Frozen Waterfalls in North Iceland Attract Ice Climbers

Ice climbers from around the world have tried climbing the unique frozen waterfalls—that extend from mountain tops to the shore—on the land of Björg, the northernmost farm in the Kaldakinn region in Sudur-Thingeyjarsýsla county in northeast Iceland.

The land is fenced off by cliffs on one side and Skjálfandafljót glacial river on the other. In frosty weather, gigantic frozen waterfalls form in the mountains overlooking the farm, sometimes all the way from the mountain tops and down to the stretch of rock by the seaside. The size of the waterfalls depends on the level of precipitation, Morgunbladid reports.

Ice climbing is usually practiced in the mountains and it is therefore considered a novelty to climb a frozen waterfall down by the shore with the surf roaring in one’s ears. The conditions at Björg are regarded as unique.

Hlödver Pétur Hlödversson, farmer at Björg, said ice climbers don’t have to walk far from the farm to locate the frozen waterfalls.

“There is almost a continuous stretch of rock from here and down to the ocean. It starts at a distance of about 200 meters away from the farm,” Hlödversson described. “The frozen waterfalls reach a height of 120 to 180 meters. Stekkjastaur [named after one of the Yule Lads] is the most famous one.”
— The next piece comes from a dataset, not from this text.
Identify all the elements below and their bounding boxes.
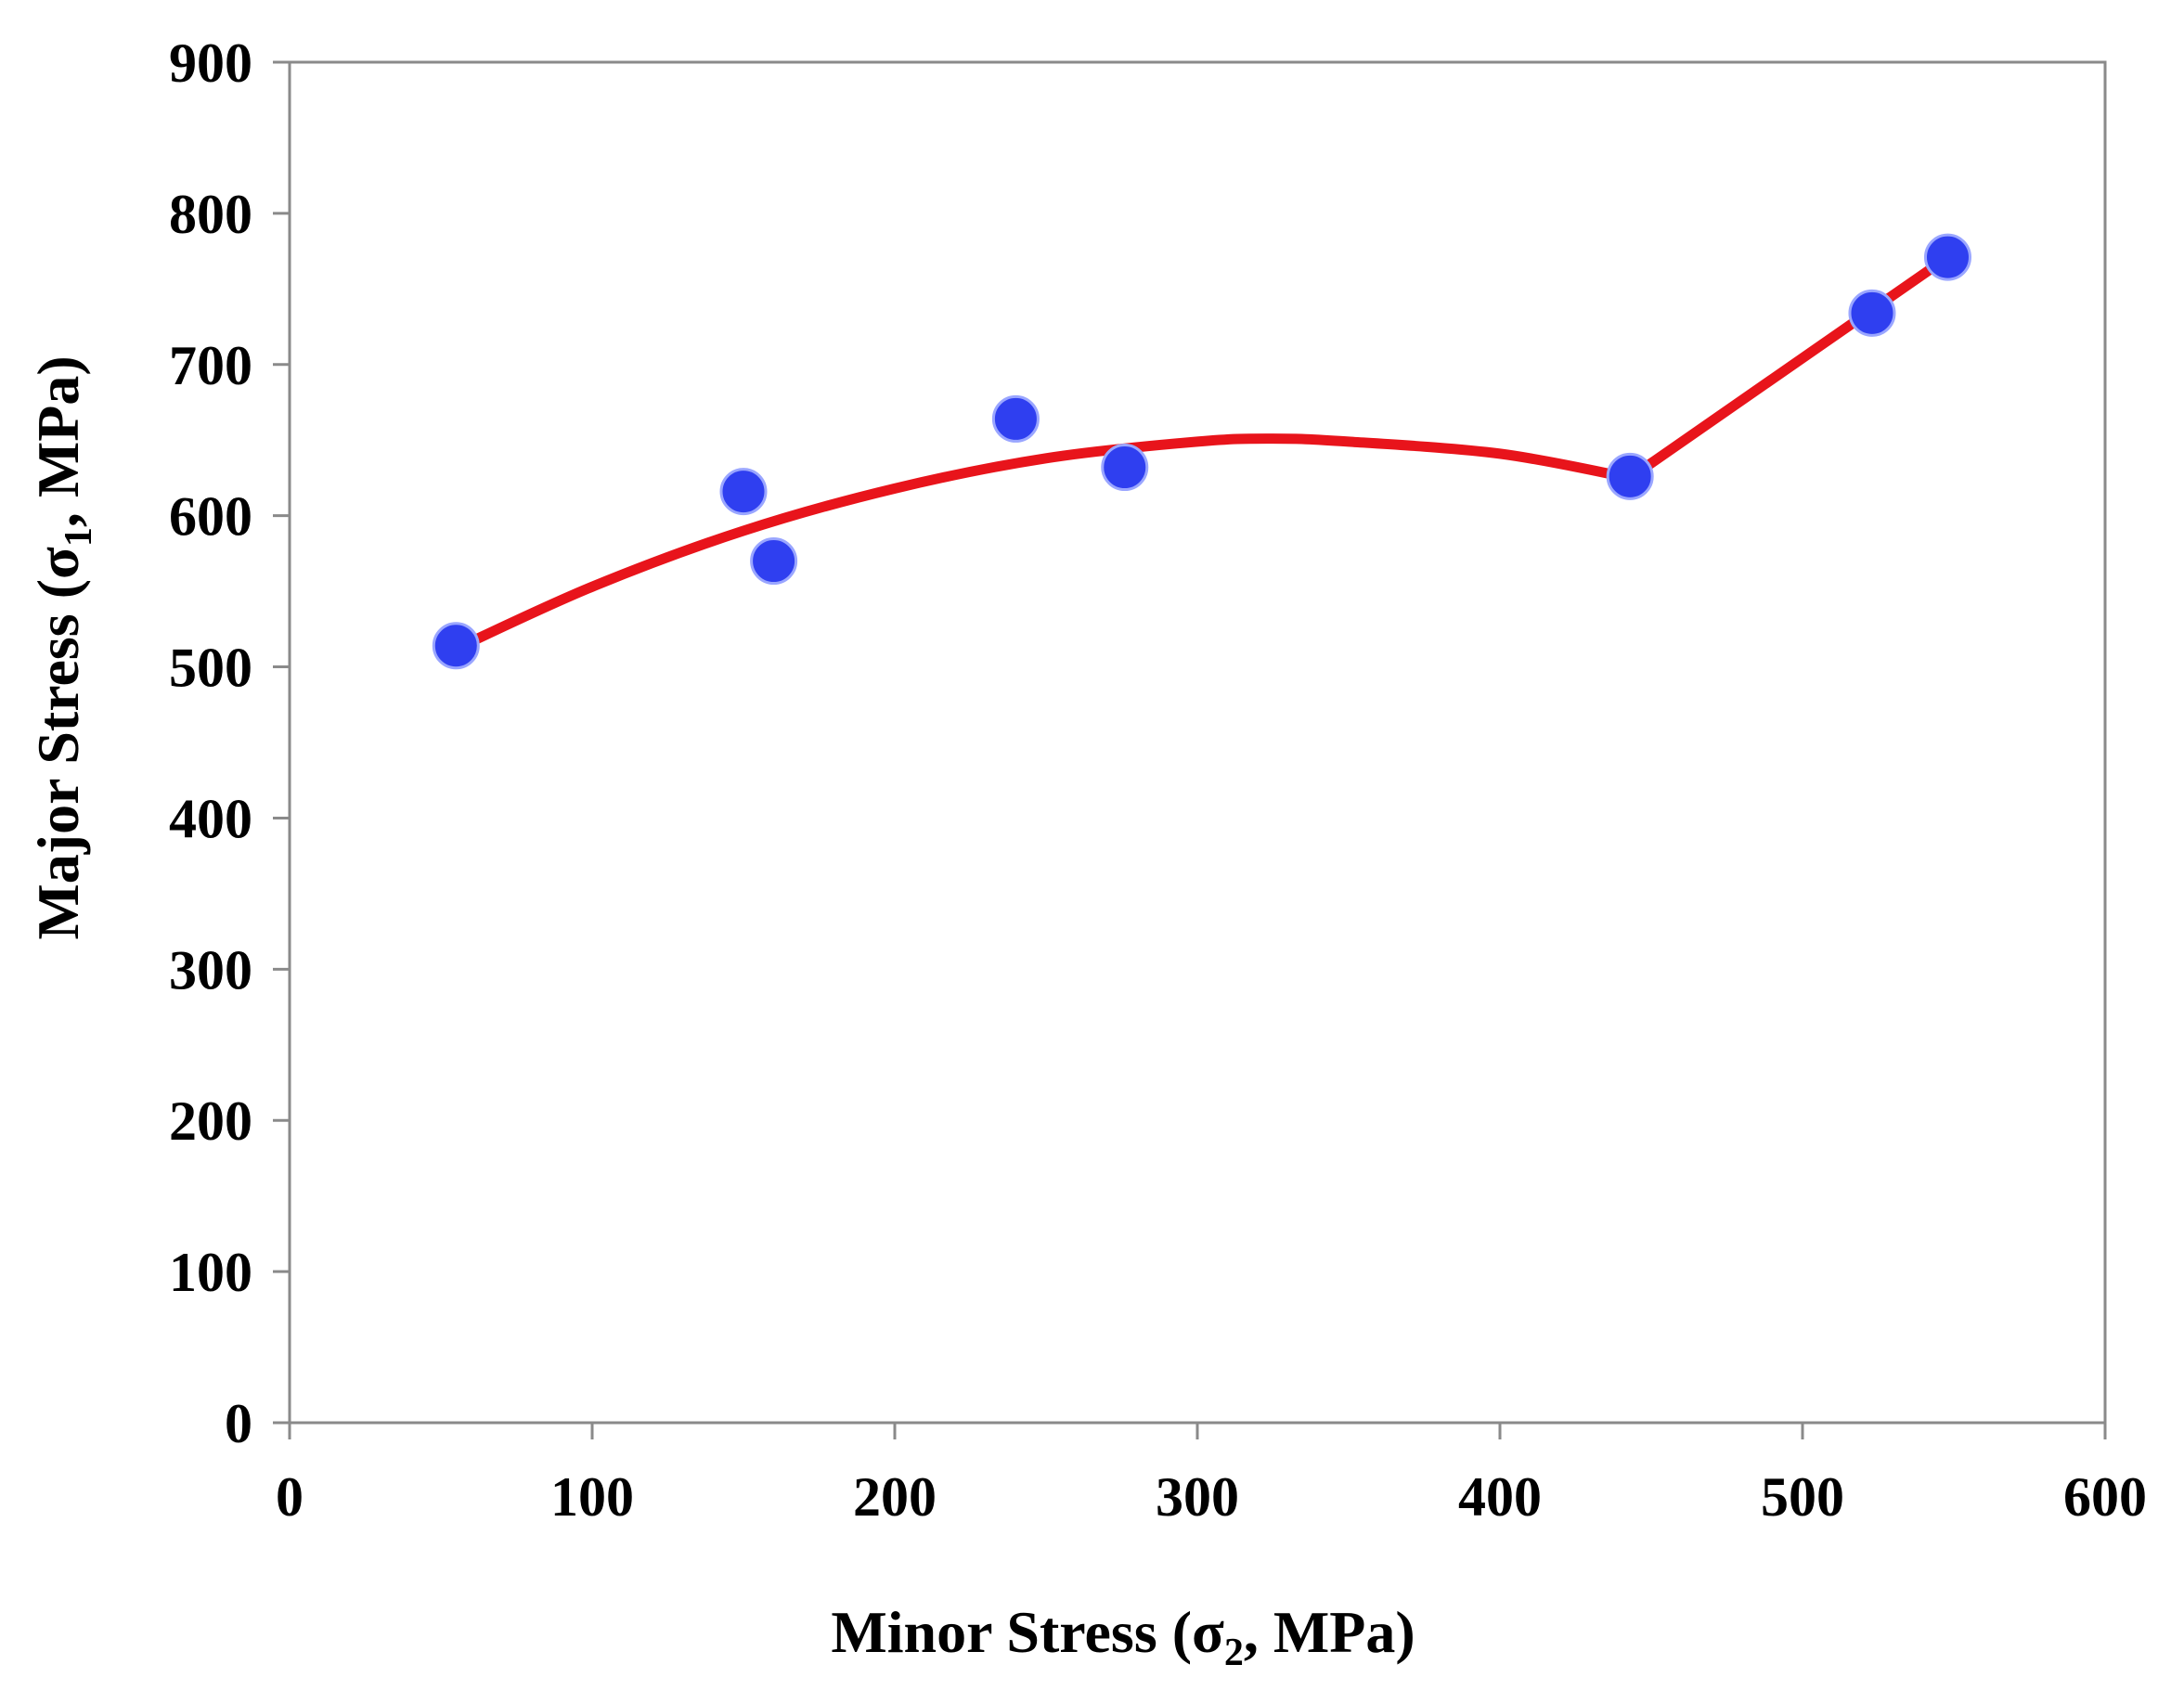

According to the farmer, well-known ice climbers from central Europe and the UK have come to Björg along with photographers, publishing articles about their experience in widely-read magazines.

“I haven’t promoted it at all, but people have left satisfied,” Hlödversson stated. He is now considering advertising Kaldakinn as an ice climber’s paradise in the UK.

Until now, Brits have mostly traveled to Norway for ice climbing but Iceland is currently a better destination because it lies closer to Britain and is probably also less expensive at the moment because of the weakening of the Icelandic króna, Hlödversson said.

Björg is primarily a sheep farm and dairy, although the farm has also taken advantage of its natural resources such as eider down and trout fishing and since 1945 forestation has also been practiced at Björg.

Now ice climbing could become another source of income for the farm.